Unsettlingly, a visiting professor at the university found some of his credit cards strangely arranged in a circle near the same lake. After a search party went through the area three days later, Eugenie’s keys were also found near where other things had been. Three months later, in August 1997, after a long and tiring search, authorities found Eugénie Boisfontaine’s badly decomposed body by Bayou Manchac, south of East Baton Rouge, Louisiana, with a broken skull.
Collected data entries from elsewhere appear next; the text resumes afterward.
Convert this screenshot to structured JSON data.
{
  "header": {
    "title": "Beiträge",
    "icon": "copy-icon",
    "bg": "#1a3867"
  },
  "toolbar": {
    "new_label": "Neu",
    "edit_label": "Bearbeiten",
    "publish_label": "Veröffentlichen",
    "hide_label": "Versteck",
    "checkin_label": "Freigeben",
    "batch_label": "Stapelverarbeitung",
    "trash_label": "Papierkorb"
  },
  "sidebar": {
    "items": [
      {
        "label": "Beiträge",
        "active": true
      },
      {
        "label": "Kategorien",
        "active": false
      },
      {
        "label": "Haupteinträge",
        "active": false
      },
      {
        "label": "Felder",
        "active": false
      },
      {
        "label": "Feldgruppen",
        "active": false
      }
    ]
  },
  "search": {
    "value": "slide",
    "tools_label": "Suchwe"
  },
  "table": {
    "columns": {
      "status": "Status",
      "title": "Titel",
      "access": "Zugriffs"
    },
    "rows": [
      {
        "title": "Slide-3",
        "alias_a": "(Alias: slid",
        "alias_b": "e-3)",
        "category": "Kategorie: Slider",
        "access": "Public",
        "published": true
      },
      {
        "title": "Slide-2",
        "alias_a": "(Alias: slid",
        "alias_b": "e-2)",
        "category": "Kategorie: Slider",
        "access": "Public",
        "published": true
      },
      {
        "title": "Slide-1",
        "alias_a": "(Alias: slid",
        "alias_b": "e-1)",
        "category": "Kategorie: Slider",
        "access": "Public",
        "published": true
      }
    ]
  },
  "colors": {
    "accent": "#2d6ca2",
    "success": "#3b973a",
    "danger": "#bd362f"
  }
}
From the questions that were asked, it was thought that she might have been taken while she was jogging around the University Lakes, where she often went.


Eugenie Boisfontaine was married before she died, but not much else is known about her family. Mike Schmidt is the name of her husband/ex-husband, though. Since his wife died, Mike has been very angry, even to the point of shutting himself off from the public and refusing to give the inquest a sample of his DNA.

Even though this seemed like a strange thing to do, the investigation team was still able to get his samples without his permission or knowledge. They followed him in secret so they could get his DNA from the handle of his car. But the test turns out to be negative. Even though he said he would sue investigators for getting his DNA without his permission, he has since asked that his privacy be protected and that he be given a chance to get out of the experiment.

Her Killer

Eugenie Boisfontaine has lived on StanfordAve since 2009. Derrick Todd Lee, a serial killer who had killed two other women in a similar way a few years before, was the most likely person to have done this. Just like when her body was found in 1997, forensic scientists looked at Eugenie’s dental records to see if she bit or scratched her attacker. No more DNA was found, which was a shame.